INSÔNIA, de Stephen King
Imagine a história de um velhinho de 70 anos, esquentado e rabugento, viúvo recente, sem filhos, com problemas de insônia e de solidão, e que mora em uma cidade do interior onde nada de anormal acontece. Provavelmente uma história assim não seria do interesse de muitos leitores, principalmente dos entusiastas do gênero de ficção e de terror. Não seria se o autor não fosse o aclamado mestre universal do terror, Stephen King.
King consegue transformar um idoso, com virtudes e defeitos próprios, não somente no ator principal desta aventura fantástica, como também no herói que todos gostaríamos de ser. Nem que seja aos 70 anos de idade.
“A velhice é uma ilha cercada de morte”. Assim, começa a história de Ralph Roberts que, após a perda de sua esposa para o câncer, passa a ter suas noites de sono gradativamente diminuídas. Apesar dos métodos recomendados por especialistas e das receitas caseiras de conhecidos (todo mundo parece saber alguma!), ele se vê fadado a passar o resto de suas noites em claro e de seus dias em um estado permanente de esgotamento. O pior é que ele começa a ter visões de hiper-realidade, onde passa a enxergar auras multicoloridas em pessoas, animais, plantas e objetos. Estas auras modificam de forma e cor conforme as preocupações, sentimentos e a saúde da pessoa observada naquele momento.
Ralph também passa a conhecer personagens visíveis somente quando está na hiper-realidade, alguns sendo bons, outros maus. Quando descobre que estes estão diretamente relacionados a algumas mortes em sua vizinhança, bem como na mudança radical do temperamento de seu vizinho, Ralph é forçado a decidir se participa ou não em uma luta superior entre as forças do Desígnio e do Acaso. Apesar de não saber a princípio qual é o seu papel neste jogo, ele descobre que passou a ter estranhos poderes e que não está absolutamente sozinho nesta batalha.
Frases como “Cada coisa que faço, faço-a depressa para poder fazer mais outra”, “O que está feito não pode ser desfeito” e “É longa a viagem de volta ao paraíso” vão tomando uma proporção diferente a cada capítulo. A trama é muito bem elaborada e nos faz repensar sobre assuntos diversos que costumamos ouvir sendo debatidos rotineiramente.

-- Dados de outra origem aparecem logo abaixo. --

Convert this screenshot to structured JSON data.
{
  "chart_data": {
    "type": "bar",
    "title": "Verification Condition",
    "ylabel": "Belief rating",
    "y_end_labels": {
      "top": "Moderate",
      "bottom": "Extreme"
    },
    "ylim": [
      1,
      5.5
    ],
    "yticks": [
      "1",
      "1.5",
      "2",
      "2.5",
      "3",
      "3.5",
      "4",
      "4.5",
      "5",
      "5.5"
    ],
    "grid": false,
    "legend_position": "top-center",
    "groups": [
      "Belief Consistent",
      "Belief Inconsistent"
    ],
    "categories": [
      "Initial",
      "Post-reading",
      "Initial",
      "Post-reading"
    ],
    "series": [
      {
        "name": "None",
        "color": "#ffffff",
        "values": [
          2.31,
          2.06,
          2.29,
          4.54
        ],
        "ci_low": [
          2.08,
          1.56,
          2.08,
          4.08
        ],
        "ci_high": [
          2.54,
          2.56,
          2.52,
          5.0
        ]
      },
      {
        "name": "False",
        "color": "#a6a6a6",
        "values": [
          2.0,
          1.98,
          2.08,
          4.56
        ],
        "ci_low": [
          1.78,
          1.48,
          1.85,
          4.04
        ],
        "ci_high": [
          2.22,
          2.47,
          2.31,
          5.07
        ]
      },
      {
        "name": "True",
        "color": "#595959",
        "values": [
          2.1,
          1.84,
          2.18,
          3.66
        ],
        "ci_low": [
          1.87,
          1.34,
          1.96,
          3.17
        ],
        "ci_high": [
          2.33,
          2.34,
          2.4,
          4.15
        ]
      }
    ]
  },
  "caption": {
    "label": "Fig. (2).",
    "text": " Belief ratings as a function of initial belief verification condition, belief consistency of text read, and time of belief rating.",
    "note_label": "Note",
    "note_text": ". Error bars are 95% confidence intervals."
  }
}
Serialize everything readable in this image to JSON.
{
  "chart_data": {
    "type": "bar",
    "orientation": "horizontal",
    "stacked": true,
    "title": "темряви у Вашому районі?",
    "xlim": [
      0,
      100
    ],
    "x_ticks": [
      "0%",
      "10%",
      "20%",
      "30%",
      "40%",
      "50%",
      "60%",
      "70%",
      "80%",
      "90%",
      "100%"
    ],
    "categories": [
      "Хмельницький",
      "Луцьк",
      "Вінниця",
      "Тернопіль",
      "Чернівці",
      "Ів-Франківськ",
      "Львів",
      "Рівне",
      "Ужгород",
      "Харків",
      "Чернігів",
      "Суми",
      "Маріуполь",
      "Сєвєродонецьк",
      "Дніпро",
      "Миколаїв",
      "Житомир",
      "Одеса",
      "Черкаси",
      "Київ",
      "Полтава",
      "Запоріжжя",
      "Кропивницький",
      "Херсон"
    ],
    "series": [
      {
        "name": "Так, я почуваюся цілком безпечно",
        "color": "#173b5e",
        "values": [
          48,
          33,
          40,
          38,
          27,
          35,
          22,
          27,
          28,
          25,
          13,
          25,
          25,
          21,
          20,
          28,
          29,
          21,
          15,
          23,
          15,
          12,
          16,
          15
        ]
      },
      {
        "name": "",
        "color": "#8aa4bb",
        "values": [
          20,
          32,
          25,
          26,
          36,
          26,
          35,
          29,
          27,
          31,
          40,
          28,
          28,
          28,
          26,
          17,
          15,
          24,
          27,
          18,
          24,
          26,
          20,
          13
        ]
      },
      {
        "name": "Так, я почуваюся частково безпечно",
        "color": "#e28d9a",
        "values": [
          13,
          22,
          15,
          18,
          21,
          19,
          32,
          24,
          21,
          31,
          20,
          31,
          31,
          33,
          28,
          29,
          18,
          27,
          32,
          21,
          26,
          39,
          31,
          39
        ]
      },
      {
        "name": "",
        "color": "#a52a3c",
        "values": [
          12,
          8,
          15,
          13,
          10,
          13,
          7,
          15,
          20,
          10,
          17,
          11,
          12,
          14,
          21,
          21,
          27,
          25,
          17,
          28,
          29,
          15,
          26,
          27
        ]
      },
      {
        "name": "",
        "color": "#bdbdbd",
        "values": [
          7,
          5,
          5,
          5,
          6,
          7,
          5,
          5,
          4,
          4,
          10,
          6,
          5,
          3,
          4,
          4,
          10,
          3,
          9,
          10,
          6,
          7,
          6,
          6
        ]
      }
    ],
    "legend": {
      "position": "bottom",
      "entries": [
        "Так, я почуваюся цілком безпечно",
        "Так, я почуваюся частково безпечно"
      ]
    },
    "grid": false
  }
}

Será que o direto de escolha ao aborto é melhor do que o direito à vida de quem ainda não tem escolha? Até que ponto você está inclinado a defender uma causa? E se descobrisse que fora manipulado por outros que querem um objetivo totalmente diferente do que lhe foi repassado? Devemos interferir em casos de violência doméstica? Qual é o limite entre a sanidade e a loucura? Que tipo de sacrifícios em prol de quem você ama está disposto a fazer?
A velhice não é o fim, mas um recomeço. A solidão de perder gradualmente os entes queridos à medida que os anos vão passando, bem como o preconceito por pertencer a uma classe relegada a viver apartada para não atrapalhar a vida dos mais novos podem (e devem) ser superados. As alegrias da velhice ainda são perceptíveis no companheirismo, no amor, no xadrez com os amigos, no carteado das comadres, no bate-papo com os vizinhos, nas caminhadas pela cidade. O verdadeiro amor ultrapassa os limites da morte.
Mas a grande questão na história que King nos apresenta é outra: Será que temos livre-arbítrio para decidirmos nossos destinos ou a nossa vida já está programada desde o início até o fim? Será que todas as nossas escolhas, se não cumprirem a um desígnio menor, não estão obedecendo a um desígnio maior? O acaso pode intervir em nossa vida, ou o acaso também faz parte do desígnio? Bem, para responder a pelo menos algumas destas perguntas, experimente ler Insônia, e descubra se isto estava escrito no seu destino ou se foi simplesmente acaso.